In the Revised genealogical account of the various families descended from Francis Fox of St. German's, Cornwall, privately printed London, 1872 Joseph and Elizabeth are mentioned on the chart and on the pages 12/13 (Fox of Falmouth) and 19 (Debell of Looe). On pages 13 is stated that "there was not any issue of the marriage"

===Personal dealings===
Data on Joseph Fox and his dealings with his lawyers in Plymouth can be found in the Bayly Bartlett papers. He had real estate dealings in London in 1792 with a James family. Thomas Were (a Quaker) is also named in this agreement, regarding a property on the west side of Finsbury Place at the corner of Ropemaker's Street in the Parish of St Luke in the County of Middlesex. Fox seemed to be taking long leases in this new property development real estate.
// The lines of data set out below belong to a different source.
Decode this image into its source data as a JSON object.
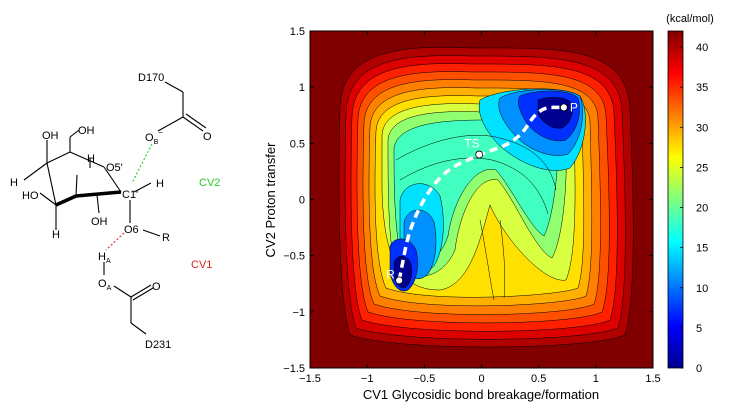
{
  "molecule": {
    "labels": {
      "d170": "D170",
      "ob": "O",
      "ob_sub": "B",
      "ob_sup": "−",
      "o_carbonyl_top": "O",
      "o5": "O5'",
      "c1": "C1'",
      "h_c1": "H",
      "o6": "O6",
      "r": "R",
      "ha": "H",
      "ha_sub": "A",
      "oa": "O",
      "oa_sub": "A",
      "o_carbonyl_bottom": "O",
      "d231": "D231",
      "oh_top_left": "OH",
      "oh_top_right": "OH",
      "h_top_ring": "H",
      "h_left": "H",
      "ho_left": "HO",
      "h_bottom_left": "H",
      "oh_bottom": "OH"
    },
    "cv2_label": "CV2",
    "cv1_label": "CV1",
    "colors": {
      "cv2": "#22cc22",
      "cv1": "#dd2222"
    }
  },
  "chart_data": {
    "type": "heatmap",
    "title": "",
    "xlabel": "CV1 Glycosidic bond breakage/formation",
    "ylabel": "CV2 Proton transfer",
    "xlim": [
      -1.5,
      1.5
    ],
    "ylim": [
      -1.5,
      1.5
    ],
    "x_ticks": [
      -1.5,
      -1,
      -0.5,
      0,
      0.5,
      1,
      1.5
    ],
    "x_tick_labels": [
      "−1.5",
      "−1",
      "−0.5",
      "0",
      "0.5",
      "1",
      "1.5"
    ],
    "y_ticks": [
      1.5,
      1,
      0.5,
      0,
      -0.5,
      -1,
      -1.5
    ],
    "y_tick_labels": [
      "1.5",
      "1",
      "0.5",
      "0",
      "−0.5",
      "−1",
      "−1.5"
    ],
    "colorbar": {
      "unit_label": "(kcal/mol)",
      "range": [
        0,
        42
      ],
      "ticks": [
        0,
        5,
        10,
        15,
        20,
        25,
        30,
        35,
        40
      ],
      "tick_labels": [
        "0",
        "5",
        "10",
        "15",
        "20",
        "25",
        "30",
        "35",
        "40"
      ]
    },
    "minima": [
      {
        "label": "R",
        "x": -0.72,
        "y": -0.72,
        "energy": 0
      },
      {
        "label": "TS",
        "x": -0.02,
        "y": 0.4,
        "energy": 20
      },
      {
        "label": "P",
        "x": 0.72,
        "y": 0.82,
        "energy": 0
      }
    ],
    "path": [
      {
        "x": -0.72,
        "y": -0.72
      },
      {
        "x": -0.62,
        "y": -0.2
      },
      {
        "x": -0.36,
        "y": 0.24
      },
      {
        "x": -0.02,
        "y": 0.4
      },
      {
        "x": 0.32,
        "y": 0.52
      },
      {
        "x": 0.5,
        "y": 0.82
      },
      {
        "x": 0.72,
        "y": 0.82
      }
    ]
  }
}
In 1832 Fox also took a 99-year lease on a house at Number 1, The Bank (St) in Falmouth, Cornwall. This dwelling was part of the marriage settlement of Emily (Fox) Sleeman. For one of the London properties, he commissioned a builder in October 1794, to build a house for him at the South West corner of South Street near Finsbury Square, to be completed by August 1795. This house may have been intended for his own use or may have been the residence of his natural (illegitimate) children and their mother.

Richard James, of Esher Surrey, died in 1799. He was a wine manufacturer in London. There is an entry in the 1794 directory of London and Westminster and the borough of Southwark – James & Were – British Wine Manufacturers, Finsbury Place. He had a daughter Elizabeth who was married to a William Reave by 1799. His sons Joseph and Benjamin inherited his wine business and had real estate dealings (a quitclaim) with Joseph Fox, of Plymouth, Devon, but late of Mark Lane, London.